To the Editor:
We thank Dr. Russell for raising the issue of reporting the false positivity rate of antinuclear antibody (ANA) indirect immunofluorescent assay (IFA) testing.1 It is difficult, however, for a laboratory to state a false positive rate, per se, as the determination of “falseness” is dependent on clinical evaluation that is typically not available to most laboratories. Further, any false positive rate determined by a translational study in a given laboratory will depend on the patient population served, the expertise of clinical evaluators ordering testing, and ordering patterns; it may also change with differences in patient populations and ordering practices. For example, an elderly population would be expected to generate more false positive ANAs. A rheumatology practice would be expected to be more selective in ordering ANAs and thereby generate fewer false positive results.
Dr. Russell accurately points out that results can be affected by altering testing method.1 As the correspondent has done, the intensity of the staining can be lessened by diluting conjugated secondary antibody.
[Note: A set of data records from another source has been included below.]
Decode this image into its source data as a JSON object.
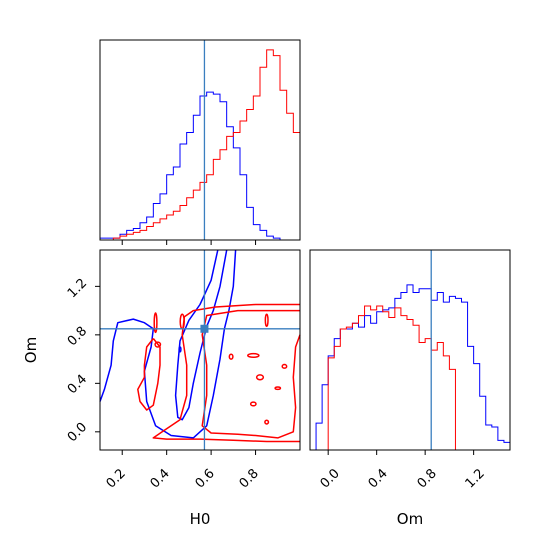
{
  "chart_data": [
    {
      "type": "histogram",
      "panel": "H0 marginal",
      "x_range": [
        0.1,
        1.0
      ],
      "bin_width": 0.03,
      "truth": 0.57,
      "series": [
        {
          "color": "#0000ff",
          "bin_start": 0.1,
          "counts": [
            0.01,
            0.01,
            0.01,
            0.03,
            0.05,
            0.06,
            0.09,
            0.12,
            0.19,
            0.24,
            0.34,
            0.38,
            0.5,
            0.56,
            0.65,
            0.75,
            0.77,
            0.76,
            0.72,
            0.59,
            0.48,
            0.34,
            0.17,
            0.08,
            0.05,
            0.02,
            0.01
          ]
        },
        {
          "color": "#ff0000",
          "bin_start": 0.1,
          "counts": [
            0.0,
            0.0,
            0.01,
            0.02,
            0.03,
            0.04,
            0.05,
            0.07,
            0.09,
            0.11,
            0.13,
            0.15,
            0.18,
            0.22,
            0.26,
            0.3,
            0.34,
            0.42,
            0.47,
            0.54,
            0.56,
            0.62,
            0.68,
            0.75,
            0.9,
            0.99,
            0.96,
            0.78,
            0.66,
            0.56,
            0.5
          ]
        }
      ]
    },
    {
      "type": "contour",
      "panel": "H0 vs Om",
      "x_range": [
        0.1,
        1.0
      ],
      "y_range": [
        -0.15,
        1.5
      ],
      "truth": {
        "x": 0.57,
        "y": 0.85
      },
      "marker": {
        "x": 0.57,
        "y": 0.85
      },
      "series": [
        {
          "color": "#0000ff",
          "contours": [
            [
              [
                0.67,
                1.5
              ],
              [
                0.64,
                1.2
              ],
              [
                0.61,
                1.0
              ],
              [
                0.58,
                0.87
              ],
              [
                0.55,
                0.65
              ],
              [
                0.52,
                0.4
              ],
              [
                0.5,
                0.2
              ],
              [
                0.47,
                0.1
              ],
              [
                0.45,
                0.12
              ],
              [
                0.44,
                0.3
              ],
              [
                0.45,
                0.55
              ],
              [
                0.46,
                0.75
              ],
              [
                0.5,
                0.92
              ],
              [
                0.55,
                1.05
              ],
              [
                0.6,
                1.25
              ],
              [
                0.63,
                1.5
              ]
            ],
            [
              [
                0.71,
                1.5
              ],
              [
                0.7,
                1.2
              ],
              [
                0.68,
                1.0
              ],
              [
                0.66,
                0.85
              ],
              [
                0.64,
                0.6
              ],
              [
                0.61,
                0.3
              ],
              [
                0.58,
                0.05
              ],
              [
                0.52,
                -0.05
              ],
              [
                0.42,
                -0.03
              ],
              [
                0.35,
                0.05
              ],
              [
                0.31,
                0.25
              ],
              [
                0.3,
                0.5
              ],
              [
                0.33,
                0.7
              ],
              [
                0.34,
                0.85
              ],
              [
                0.3,
                0.9
              ],
              [
                0.25,
                0.93
              ],
              [
                0.18,
                0.9
              ],
              [
                0.16,
                0.75
              ],
              [
                0.15,
                0.55
              ],
              [
                0.12,
                0.35
              ],
              [
                0.1,
                0.25
              ]
            ]
          ]
        },
        {
          "color": "#ff0000",
          "contours": [
            [
              [
                1.0,
                1.05
              ],
              [
                0.8,
                1.05
              ],
              [
                0.62,
                1.03
              ],
              [
                0.52,
                1.0
              ],
              [
                0.48,
                0.95
              ],
              [
                0.47,
                0.8
              ],
              [
                0.49,
                0.55
              ],
              [
                0.49,
                0.3
              ],
              [
                0.46,
                0.1
              ],
              [
                0.38,
                0.0
              ],
              [
                0.34,
                -0.05
              ],
              [
                0.4,
                -0.06
              ],
              [
                0.55,
                -0.06
              ],
              [
                0.7,
                -0.07
              ],
              [
                0.85,
                -0.08
              ],
              [
                1.0,
                -0.08
              ]
            ],
            [
              [
                1.0,
                1.0
              ],
              [
                0.72,
                1.0
              ],
              [
                0.58,
                0.96
              ],
              [
                0.56,
                0.8
              ],
              [
                0.58,
                0.55
              ],
              [
                0.58,
                0.3
              ],
              [
                0.56,
                0.05
              ],
              [
                0.6,
                -0.01
              ],
              [
                0.72,
                -0.02
              ],
              [
                0.8,
                -0.03
              ],
              [
                0.9,
                -0.05
              ],
              [
                0.97,
                0.0
              ],
              [
                0.98,
                0.2
              ],
              [
                0.97,
                0.45
              ],
              [
                0.98,
                0.7
              ],
              [
                1.0,
                0.8
              ]
            ],
            [
              [
                0.34,
                0.77
              ],
              [
                0.31,
                0.7
              ],
              [
                0.3,
                0.55
              ],
              [
                0.3,
                0.45
              ],
              [
                0.27,
                0.35
              ],
              [
                0.28,
                0.25
              ],
              [
                0.31,
                0.18
              ],
              [
                0.34,
                0.22
              ],
              [
                0.36,
                0.4
              ],
              [
                0.37,
                0.55
              ],
              [
                0.37,
                0.7
              ],
              [
                0.34,
                0.77
              ]
            ]
          ]
        }
      ],
      "small_contours": [
        {
          "color": "#ff0000",
          "x": 0.35,
          "y": 0.9,
          "rx": 0.006,
          "ry": 0.08
        },
        {
          "color": "#ff0000",
          "x": 0.47,
          "y": 0.91,
          "rx": 0.009,
          "ry": 0.06
        },
        {
          "color": "#ff0000",
          "x": 0.36,
          "y": 0.72,
          "rx": 0.012,
          "ry": 0.02
        },
        {
          "color": "#ff0000",
          "x": 0.69,
          "y": 0.62,
          "rx": 0.008,
          "ry": 0.02
        },
        {
          "color": "#ff0000",
          "x": 0.79,
          "y": 0.63,
          "rx": 0.025,
          "ry": 0.015
        },
        {
          "color": "#ff0000",
          "x": 0.85,
          "y": 0.92,
          "rx": 0.006,
          "ry": 0.05
        },
        {
          "color": "#ff0000",
          "x": 0.82,
          "y": 0.45,
          "rx": 0.015,
          "ry": 0.02
        },
        {
          "color": "#ff0000",
          "x": 0.9,
          "y": 0.36,
          "rx": 0.012,
          "ry": 0.01
        },
        {
          "color": "#ff0000",
          "x": 0.79,
          "y": 0.23,
          "rx": 0.012,
          "ry": 0.015
        },
        {
          "color": "#ff0000",
          "x": 0.85,
          "y": 0.08,
          "rx": 0.008,
          "ry": 0.015
        },
        {
          "color": "#ff0000",
          "x": 0.93,
          "y": 0.54,
          "rx": 0.01,
          "ry": 0.015
        },
        {
          "color": "#0000ff",
          "x": 0.46,
          "y": 0.68,
          "rx": 0.004,
          "ry": 0.02
        }
      ]
    },
    {
      "type": "histogram",
      "panel": "Om marginal",
      "x_range": [
        -0.15,
        1.5
      ],
      "bin_width": 0.05,
      "truth": 0.85,
      "series": [
        {
          "color": "#0000ff",
          "bin_start": -0.1,
          "counts": [
            0.14,
            0.34,
            0.49,
            0.58,
            0.63,
            0.63,
            0.66,
            0.64,
            0.7,
            0.66,
            0.72,
            0.73,
            0.74,
            0.79,
            0.82,
            0.86,
            0.82,
            0.84,
            0.84,
            0.78,
            0.82,
            0.77,
            0.8,
            0.79,
            0.77,
            0.54,
            0.45,
            0.28,
            0.13,
            0.12,
            0.05,
            0.04,
            0.01
          ]
        },
        {
          "color": "#ff0000",
          "bin_start": 0.0,
          "counts": [
            0.48,
            0.54,
            0.63,
            0.64,
            0.66,
            0.7,
            0.75,
            0.73,
            0.75,
            0.72,
            0.69,
            0.74,
            0.7,
            0.68,
            0.65,
            0.56,
            0.58,
            0.52,
            0.56,
            0.49,
            0.42
          ]
        }
      ]
    }
  ],
  "axes": {
    "h0_ticks": [
      "0.2",
      "0.4",
      "0.6",
      "0.8"
    ],
    "om_ticks": [
      "0.0",
      "0.4",
      "0.8",
      "1.2"
    ],
    "xlabel_left": "H0",
    "xlabel_right": "Om",
    "ylabel_left": "Om"
  }
}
The intensity observed by the technician performing manual assessment can also be affected by microscope efficiency and individual observer visual light acuity and green light perception. Light perception efficiencies and thresholds can likewise be manipulated in automated platforms. As we noted in our study,2 fixation of HEp-2 cells tends to deplete SSA and tRNA synthetases, the autoantibody targets in Sjögren syndrome and inflammatory myositis/pulmonary fibrosis, respectively. Hence, by purposely diluting conjugate, there is increased probability of missing certain autoantibodies during ANA IFA screening.
Rather than a laboratory modifying an assay to attempt to align laboratory results with a constantly changing patient population and practice, it would be best for the laboratory to strive toward standardization. Several manufacturers offer intensity standards based on the World Health Organization ANA standard serum pools.3 Standards for various patterns are also available from commercial sources. Finding and using a standard or set of standards within the laboratory would minimize interassay and interobserver variations, as well as promote interlaboratory concordance. Consistency in laboratory practice would allow clinicians to rely on results from the servicing laboratory and better compare those results from other laboratories where the patient has been tested during their diagnostic journey.